Even if Origen's belief is true, good actions of mercy, on Earth to avoid a Hell, later on, after death, are still warranted. Personally I have no aspiration to go to prison for 1 minute, let alone a full 24 hour day. Therefore I try my best not to break any major law. Neither do I want to get in trouble with any minor law. And if people say they've been to prison for two weeks & it wasn't all that bad then that's fine.

But Hell, whether your talking Buddhist, Egyptian, Greek, Roman, Muslim, Christian, or Dante's Renaissance Hell, I want to avoid if it is all that possible. Hell is a place that is many times worse than prison. Or so I can imagine from all the texts I've scanned.

Plus, a Day of Judgment is not just about punishment but also about rewards as well. Some will get the stick & some will get the carrot. The question of many nuns & monks through history has always been: how do I get the biggest of carrots if they exist?
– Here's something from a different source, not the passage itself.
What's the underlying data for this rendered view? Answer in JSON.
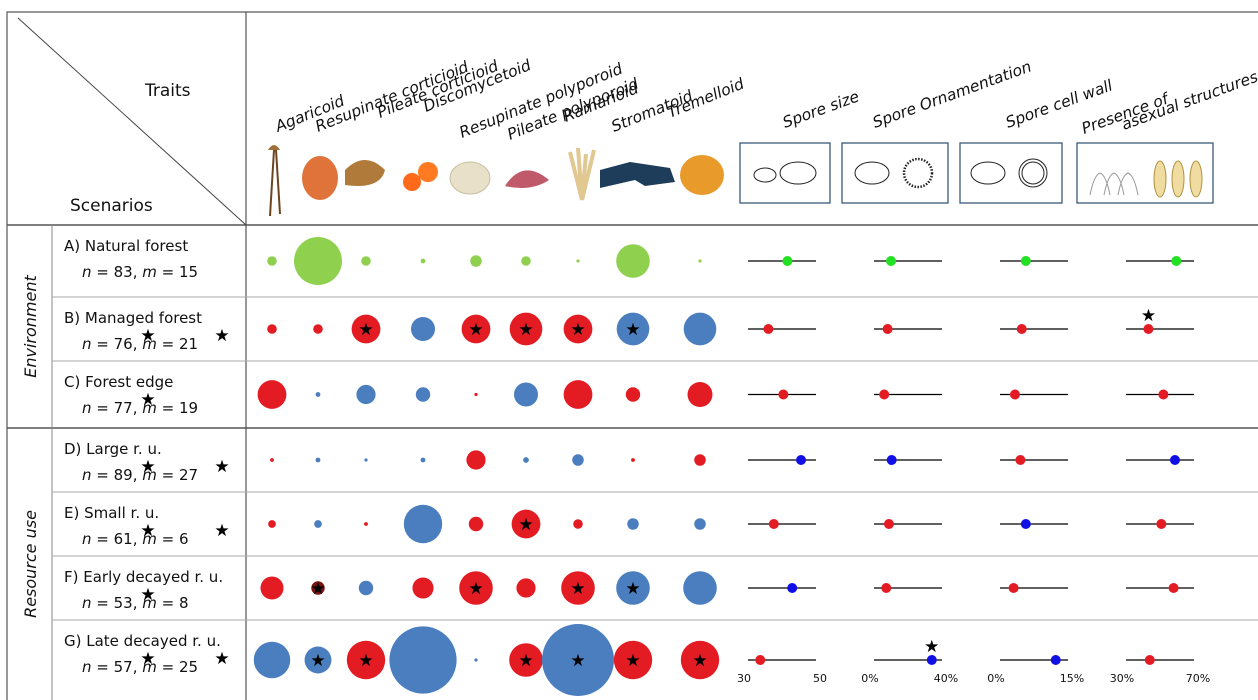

But personally I believe Origins belief is farfetched. Why would anyone sentenced to 100 years of Hell want to be friends with the people of God who had no experience of such Hell? I mean if they are released into the New Universe they would probably be bent on making God's people pay in some way out of feelings of revenge. Even if they cannot be killed or kill anymore a terrorist act may still be tried. So what do you do with such evil people? Destroy them for all eternity. The universe was a lot better before they were created & it will be a heck of a lot better after they're gone.